4. Set up BusinessUnits Pipeline

BusinessUnits is a dimension table in ServiceTitan, whose API documentation is here.

Pipeline Configuration

  1. Execution schedule: Run once daily at 6 AM Eastern Time.

  2. Data load strategy: Fetch all records from the BusinessUnits API in every run and replace the existing records. This is a FULL REFRESH data load, and is followed when loading small and slowly changing tables.

  3. Data schema management: Automatically include any new fields added to the API.

  4. Data storage:

    • Azure Blob - In the Azure blob, create a Business Units folder, and inside it create a folder for each day's pipeline run.

    • Azure SQL - Create a 'servicetitan' schema, and inside it create a table called 'business_units' to receive data from the Azure Blob.

Pipeline Creation

  1. In the Integrations Tab, click on 'Select Data' in the ServiceTitan to ReportingDB integration.

  1. Click on '+ Add New Dataset'.

  1. Creating the data pipeline is a three-step process.

    1. API Details: Specify the API from which data is to be fetched.

      • Connection/Pipeline Name - Name the dataset, e.g., BusinessUnits.

      • Pagination - DataStori automatically paginates over the APIs. If the API supports pagination, set it to Yes.

      • OperationId - Select the API from which to fetch the data. In this example, it is BusinessUnits_GetList.

      • Variables - These are dynamic inputs to the APIs. For example, date parameters or dynamic strings to define the folder format. Create a variable called 'folder_format' and provide the value (datetime.datetime.now().date() - datetime.timedelta(days=1)).strftime('%Y-%m-%d') to create a date-wise folder in the blob.

      Variables are python datetime functions that support a variety of input and output formats.

      • API Parameters - API parameters are rendered based on the selected API. Populate the ST-App-Key and TenantID. You get these values on setting up API authentication. Leave the rest of the fields blank, except for required / mandatory variables.

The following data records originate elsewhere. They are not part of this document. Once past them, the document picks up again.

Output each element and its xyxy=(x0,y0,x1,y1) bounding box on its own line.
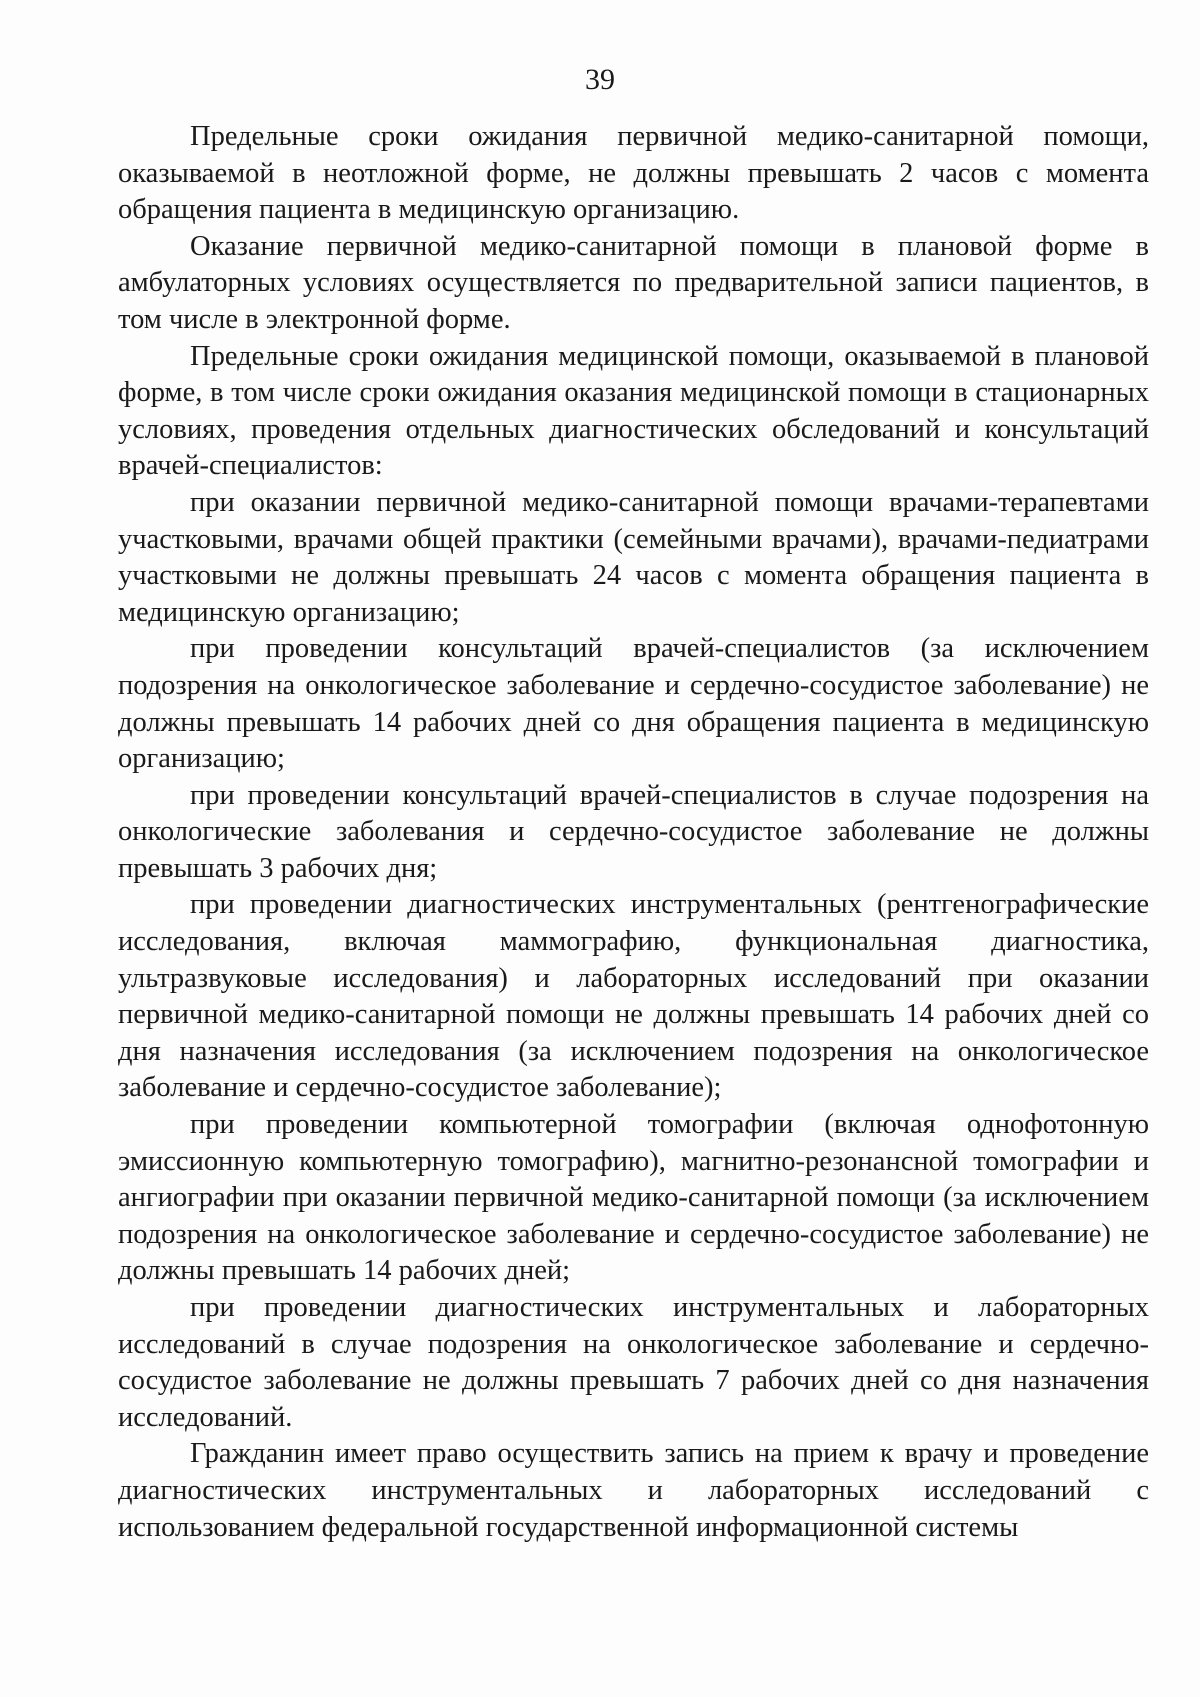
list-item-diagnostics-suspected-7-days: при проведении диагностических инструментальных и лабораторных исследований в случае подозрения на онкологическое заболевание и сердечно-сосудистое заболевание не должны превышать 7 рабочих дней со дня назначения исследований. xyxy=(118,1292,1149,1433)
paragraph-emergency-waiting-time: Предельные сроки ожидания первичной медико-санитарной помощи, оказываемой в неотложной форме, не должны превышать 2 часов с момента обращения пациента в медицинскую организацию. xyxy=(118,121,1149,226)
list-item-specialist-14-days: при проведении консультаций врачей-специалистов (за исключением подозрения на онкологическое заболевание и сердечно-сосудистое заболевание) не должны превышать 14 рабочих дней со дня обращения пациента в медицинскую организацию; xyxy=(118,633,1149,775)
paragraph-planned-care-appointment: Оказание первичной медико-санитарной помощи в плановой форме в амбулаторных условиях осуществляется по предварительной записи пациентов, в том числе в электронной форме. xyxy=(118,230,1149,335)
list-item-primary-care-24-hours: при оказании первичной медико-санитарной помощи врачами-терапевтами участковыми, врачами общей практики (семейными врачами), врачами-педиатрами участковыми не должны превышать 24 часов с момента обращения пациента в медицинскую организацию; xyxy=(118,486,1149,628)
list-item-specialist-suspected-3-days: при проведении консультаций врачей-специалистов в случае подозрения на онкологические заболевания и сердечно-сосудистое заболевание не должны превышать 3 рабочих дня; xyxy=(118,779,1149,884)
page-number: 39 xyxy=(585,63,615,96)
list-item-tomography-14-days: при проведении компьютерной томографии (включая однофотонную эмиссионную компьютерную томографию), магнитно-резонансной томографии и ангиографии при оказании первичной медико-санитарной помощи (за исключением подозрения на онкологическое заболевание и сердечно-сосудистое заболевание) не должны превышать 14 рабочих дней; xyxy=(118,1109,1149,1287)
paragraph-planned-waiting-times: Предельные сроки ожидания медицинской помощи, оказываемой в плановой форме, в том числе сроки ожидания оказания медицинской помощи в стационарных условиях, проведения отдельных диагностических обследований и консультаций врачей-специалистов: xyxy=(118,340,1149,482)
paragraph-online-appointment-right: Гражданин имеет право осуществить запись на прием к врачу и проведение диагностических инструментальных и лабораторных исследований с использованием федеральной государственной информационной системы xyxy=(118,1438,1149,1543)
document-body xyxy=(118,119,1149,1546)
list-item-diagnostics-14-days: при проведении диагностических инструментальных (рентгенографические исследования, включая маммографию, функциональная диагностика, ультразвуковые исследования) и лабораторных исследований при оказании первичной медико-санитарной помощи не должны превышать 14 рабочих дней со дня назначения исследования (за исключением подозрения на онкологическое заболевание и сердечно-сосудистое заболевание); xyxy=(118,889,1149,1104)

    2. Schedule and Data Load Strategy: Define the pipeline run schedule, and how data is to be written to the Azure Blob and SQL table.

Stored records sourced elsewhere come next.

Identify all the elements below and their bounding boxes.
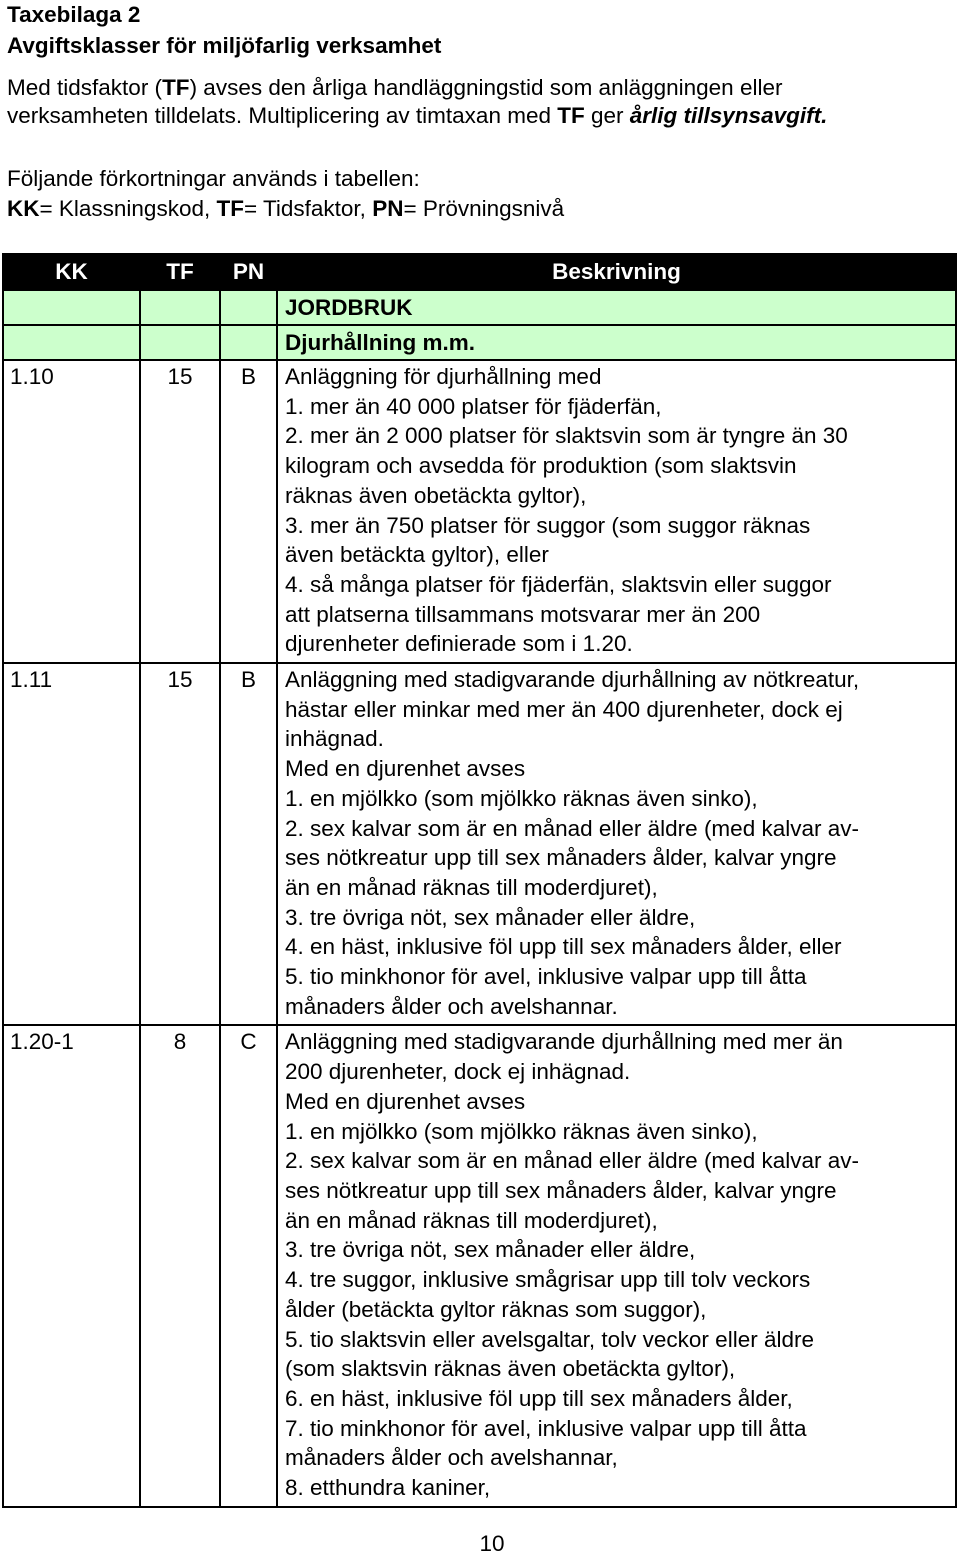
description xyxy=(277,1025,956,1506)
description-line: 4. en häst, inklusive föl upp till sex månaders ålder, eller xyxy=(285,934,842,960)
fee-class-table xyxy=(2,253,957,1508)
description-line: även betäckta gyltor), eller xyxy=(285,542,549,568)
classification-code: 1.11 xyxy=(3,663,140,1025)
intro-text: ger xyxy=(584,103,630,128)
abbr-pn-text: = Prövningsnivå xyxy=(403,196,565,221)
abbr-kk: KK xyxy=(7,196,40,221)
header-pn: PN xyxy=(220,254,277,290)
description-line: ses nötkreatur upp till sex månaders ålder, kalvar yngre xyxy=(285,1177,837,1203)
description-line: månaders ålder och avelshannar. xyxy=(285,993,618,1019)
document-subtitle: Avgiftsklasser för miljöfarlig verksamhet xyxy=(7,33,442,58)
description-line: hästar eller minkar med mer än 400 djurenheter, dock ej xyxy=(285,696,843,722)
description xyxy=(277,360,956,663)
description-line: räknas även obetäckta gyltor), xyxy=(285,482,587,508)
empty-cell xyxy=(140,325,220,360)
empty-cell xyxy=(220,290,277,325)
description-line: 5. tio minkhonor för avel, inklusive valpar upp till åtta xyxy=(285,964,807,990)
description-line: 8. etthundra kaniner, xyxy=(285,1475,491,1501)
description-line: 3. mer än 750 platser för suggor (som suggor räknas xyxy=(285,512,811,538)
subsection-row xyxy=(3,325,956,360)
header-kk: KK xyxy=(3,254,140,290)
intro-text: verksamheten tilldelats. Multiplicering av timtaxan med xyxy=(7,103,558,128)
review-level: C xyxy=(220,1025,277,1506)
description-line: ålder (betäckta gyltor räknas som suggor), xyxy=(285,1296,707,1322)
header-tf: TF xyxy=(140,254,220,290)
intro-emphasis: årlig tillsynsavgift. xyxy=(629,103,828,128)
description-line: 2. mer än 2 000 platser för slaktsvin som är tyngre än 30 xyxy=(285,423,848,449)
description xyxy=(277,663,956,1025)
time-factor: 15 xyxy=(140,360,220,663)
description-line: 3. tre övriga nöt, sex månader eller äldre, xyxy=(285,1237,696,1263)
description-line: 3. tre övriga nöt, sex månader eller äldre, xyxy=(285,904,696,930)
header-description: Beskrivning xyxy=(277,254,956,290)
description-line: 1. mer än 40 000 platser för fjäderfän, xyxy=(285,393,662,419)
description-line: 5. tio slaktsvin eller avelsgaltar, tolv veckor eller äldre xyxy=(285,1326,814,1352)
description-line: månaders ålder och avelshannar, xyxy=(285,1445,618,1471)
document-title: Taxebilaga 2 xyxy=(7,2,141,27)
intro-tf: TF xyxy=(162,75,190,100)
review-level: B xyxy=(220,360,277,663)
description-line: 1. en mjölkko (som mjölkko räknas även sinko), xyxy=(285,785,758,811)
abbreviation-legend xyxy=(7,164,947,224)
description-line: Anläggning för djurhållning med xyxy=(285,364,602,389)
empty-cell xyxy=(3,290,140,325)
description-line: inhägnad. xyxy=(285,726,384,752)
section-title: JORDBRUK xyxy=(277,290,956,325)
section-row xyxy=(3,290,956,325)
description-line: 6. en häst, inklusive föl upp till sex månaders ålder, xyxy=(285,1385,793,1411)
description-line: 200 djurenheter, dock ej inhägnad. xyxy=(285,1059,631,1085)
description-line: djurenheter definierade som i 1.20. xyxy=(285,631,633,657)
subsection-title: Djurhållning m.m. xyxy=(277,325,956,360)
abbreviation-lead: Följande förkortningar används i tabellen: xyxy=(7,166,420,191)
description-line: 2. sex kalvar som är en månad eller äldre (med kalvar av- xyxy=(285,1148,859,1174)
description-line: 2. sex kalvar som är en månad eller äldre (med kalvar av- xyxy=(285,815,859,841)
description-line: 4. så många platser för fjäderfän, slaktsvin eller suggor xyxy=(285,571,832,597)
review-level: B xyxy=(220,663,277,1025)
abbr-tf: TF xyxy=(216,196,244,221)
page-number: 10 xyxy=(479,1531,505,1556)
empty-cell xyxy=(220,325,277,360)
abbr-tf-text: = Tidsfaktor, xyxy=(243,196,373,221)
abbr-kk-text: = Klassningskod, xyxy=(39,196,217,221)
description-line: än en månad räknas till moderdjuret), xyxy=(285,1207,658,1233)
description-line: ses nötkreatur upp till sex månaders ålder, kalvar yngre xyxy=(285,845,837,871)
intro-text: ) avses den årliga handläggningstid som anläggningen eller xyxy=(189,75,783,100)
description-line: Med en djurenhet avses xyxy=(285,756,526,782)
table-row xyxy=(3,663,956,1025)
abbr-pn: PN xyxy=(372,196,404,221)
table-row xyxy=(3,1025,956,1506)
intro-paragraph xyxy=(7,74,947,130)
description-line: Med en djurenhet avses xyxy=(285,1088,526,1114)
description-line: än en månad räknas till moderdjuret), xyxy=(285,874,658,900)
description-line: Anläggning med stadigvarande djurhållning med mer än xyxy=(285,1029,843,1055)
description-line: 1. en mjölkko (som mjölkko räknas även sinko), xyxy=(285,1118,758,1144)
description-line: kilogram och avsedda för produktion (som slaktsvin xyxy=(285,453,797,479)
intro-text: Med tidsfaktor ( xyxy=(7,75,163,100)
intro-tf: TF xyxy=(557,103,585,128)
description-line: 4. tre suggor, inklusive smågrisar upp till tolv veckors xyxy=(285,1267,811,1293)
description-line: att platserna tillsammans motsvarar mer än 200 xyxy=(285,601,761,627)
table-row xyxy=(3,360,956,663)
table-header-row xyxy=(3,254,956,290)
empty-cell xyxy=(140,290,220,325)
time-factor: 15 xyxy=(140,663,220,1025)
description-line: 7. tio minkhonor för avel, inklusive valpar upp till åtta xyxy=(285,1415,807,1441)
classification-code: 1.10 xyxy=(3,360,140,663)
time-factor: 8 xyxy=(140,1025,220,1506)
empty-cell xyxy=(3,325,140,360)
description-line: Anläggning med stadigvarande djurhållning av nötkreatur, xyxy=(285,667,860,693)
description-line: (som slaktsvin räknas även obetäckta gyltor), xyxy=(285,1356,736,1382)
classification-code: 1.20-1 xyxy=(3,1025,140,1506)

      • Select 6 AM Eastern Time or create a new schedule in Settings > Schedules.
      • Set the Dedupe Strategy to FULL REFRESH.
      • Dedupe Keys Json Paths - Leave it blank or select one the ID fields. Refer to Dedupe and Sort Key documentation
      • Sort Keys Json Paths - Leave it blank or select one of the fields. Refer to Dedupe and Sort Key documentation

    3. Destination Details: Specify the Azure Blob and Azure SQL locations where data is to be written.

      {{folder_format}} refers to the variable we created in the API Details section. A new folder is created for each day's execution using the variable {{folder_format}} and data is written to it.

      • Final deduped data is available in the 'final' folder.
      • Schema changes are tracked under the 'schema' folder.

      Sample output in the Azure Blob is as follows:

  2. Save the form and exit the page.

With the above setup, the BusinessUnits pipeline will run on schedule at 6 AM Eastern Time. To run it on demand, go to Integrations > Select Data (for the BusinessUnits pipeline) and click on the Play button under Datasets.

Pipeline Execution

The pipeline executes in the customer's cloud environment. This can be audited from the Azure Container Instances logs.

Pipeline execution status is shown in the dashboard and any failure notifications are sent to the email IDs specified in Settings > Notifications.